Web-based battlefield map on the way
- By Dan Caterinicchia, Dan Caterinicchia
- May 07, 2003
Within the next 18 months, military users worldwide will gain Web access to a real-time picture of the battlefield built from information drawn from multiple command and control (C2) systems.
The Air Force on April 8 selected Lockheed Martin Corp. to develop the Family of Interoperable Operational Pictures, a Web-based mapping application that will integrate real-time land, air and sea data to create a complete picture of current battlefield operations.
The program will also include friendly and enemy units on a "point and click" map of the theater. Users will be able to access the map via a laptop or desktop computer using a standard Web browser.
Frank DeLalla, director of theater tactical programs for Lockheed Martin Mission Systems, said FIOP will provide Defense Department users with instant access to joint forces data "that was previously stovepiped through different C2 systems."

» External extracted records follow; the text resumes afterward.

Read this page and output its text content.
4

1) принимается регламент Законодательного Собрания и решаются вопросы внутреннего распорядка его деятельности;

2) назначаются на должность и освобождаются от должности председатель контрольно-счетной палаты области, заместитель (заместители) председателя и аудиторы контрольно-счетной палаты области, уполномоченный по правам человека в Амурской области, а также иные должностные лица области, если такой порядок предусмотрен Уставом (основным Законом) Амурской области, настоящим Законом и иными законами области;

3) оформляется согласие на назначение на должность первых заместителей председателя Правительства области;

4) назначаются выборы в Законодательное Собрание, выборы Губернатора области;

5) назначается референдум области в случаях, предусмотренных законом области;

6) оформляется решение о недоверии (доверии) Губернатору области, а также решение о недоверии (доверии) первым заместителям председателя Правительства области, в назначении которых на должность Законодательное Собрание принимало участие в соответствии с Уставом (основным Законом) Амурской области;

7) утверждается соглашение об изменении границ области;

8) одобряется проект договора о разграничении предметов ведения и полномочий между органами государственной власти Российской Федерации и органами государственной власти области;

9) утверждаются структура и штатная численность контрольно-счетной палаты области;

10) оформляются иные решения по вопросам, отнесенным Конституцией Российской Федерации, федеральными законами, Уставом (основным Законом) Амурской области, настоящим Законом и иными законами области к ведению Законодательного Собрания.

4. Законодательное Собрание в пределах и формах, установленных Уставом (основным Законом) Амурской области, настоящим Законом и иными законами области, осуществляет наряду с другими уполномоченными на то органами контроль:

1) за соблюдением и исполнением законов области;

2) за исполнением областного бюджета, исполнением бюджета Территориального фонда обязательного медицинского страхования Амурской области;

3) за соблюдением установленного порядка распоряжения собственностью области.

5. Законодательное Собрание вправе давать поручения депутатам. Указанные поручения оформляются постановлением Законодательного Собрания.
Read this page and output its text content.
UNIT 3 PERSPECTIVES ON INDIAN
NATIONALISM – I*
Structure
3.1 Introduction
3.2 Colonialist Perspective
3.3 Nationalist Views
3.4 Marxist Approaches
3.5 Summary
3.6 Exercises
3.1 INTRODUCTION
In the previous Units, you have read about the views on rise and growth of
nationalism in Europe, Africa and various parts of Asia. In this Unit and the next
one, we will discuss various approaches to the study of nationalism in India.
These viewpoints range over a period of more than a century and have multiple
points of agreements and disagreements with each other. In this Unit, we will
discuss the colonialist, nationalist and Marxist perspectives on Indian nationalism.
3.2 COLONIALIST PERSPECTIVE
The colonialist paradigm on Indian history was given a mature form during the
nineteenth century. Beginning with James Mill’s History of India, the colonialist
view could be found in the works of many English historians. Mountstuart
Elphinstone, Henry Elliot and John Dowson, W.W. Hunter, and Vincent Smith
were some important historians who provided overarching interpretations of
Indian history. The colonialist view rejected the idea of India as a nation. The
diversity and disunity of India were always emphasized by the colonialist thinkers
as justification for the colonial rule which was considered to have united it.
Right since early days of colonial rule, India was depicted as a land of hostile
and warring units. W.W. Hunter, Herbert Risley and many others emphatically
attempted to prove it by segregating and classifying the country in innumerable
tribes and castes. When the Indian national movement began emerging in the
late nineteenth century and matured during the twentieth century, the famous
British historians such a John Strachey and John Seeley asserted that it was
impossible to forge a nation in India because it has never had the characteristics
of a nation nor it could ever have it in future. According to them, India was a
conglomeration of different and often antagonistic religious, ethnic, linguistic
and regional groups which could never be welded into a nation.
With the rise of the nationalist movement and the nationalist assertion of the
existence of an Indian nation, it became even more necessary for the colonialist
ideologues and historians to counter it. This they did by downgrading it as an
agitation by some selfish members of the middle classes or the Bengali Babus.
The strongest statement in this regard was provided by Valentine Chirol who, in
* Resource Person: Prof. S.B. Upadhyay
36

"Click on an F-16, an aircraft carrier or a land unit, and users will instantly see detailed information for that object on the map for that day's battle plan," DeLalla said in a statement. "FIOP will also track battlefield events, like targets and their associated bomb damage assessment, in real time."
FIOP will be available to DOD users throughout the chain of command, from the Joint Forces Component Commander to individual wing or unit staff. At each level, users can customize the program to provide them with the information most relevant to their mission.
The contract, awarded by the Air Force Electronic Systems Center, is worth $3.9 million for the first 18 months with additional funding through 2009.
The FIOP program has a spiral development schedule with deliverables every six months. The first full installment is due in October 2004, when the product will be integrated with the Theater Battle Management Core Systems and the Global Command and Control System — Joint, according to a company spokesman.
Lockheed also developed the TBMCS, which is the system of record used by all Defense Department combatant commanders conducting air operations. Air Force officials said it worked extremely well during Operation Iraqi Freedom.
GCCS-J features a common operational picture that top DOD commanders use to control and manage forces. It also gives them near-real-time graphical snapshots of friendly and potential enemy forces.
Future spirals call for integration with airborne, land- and space-based sensors, which would provide an integrated C2 and intelligence, surveillance, and reconnaissance capability. Authorized users eventually could download a live video feed from Predator unmanned aerial vehicles and access satellite photos, according to Lockheed.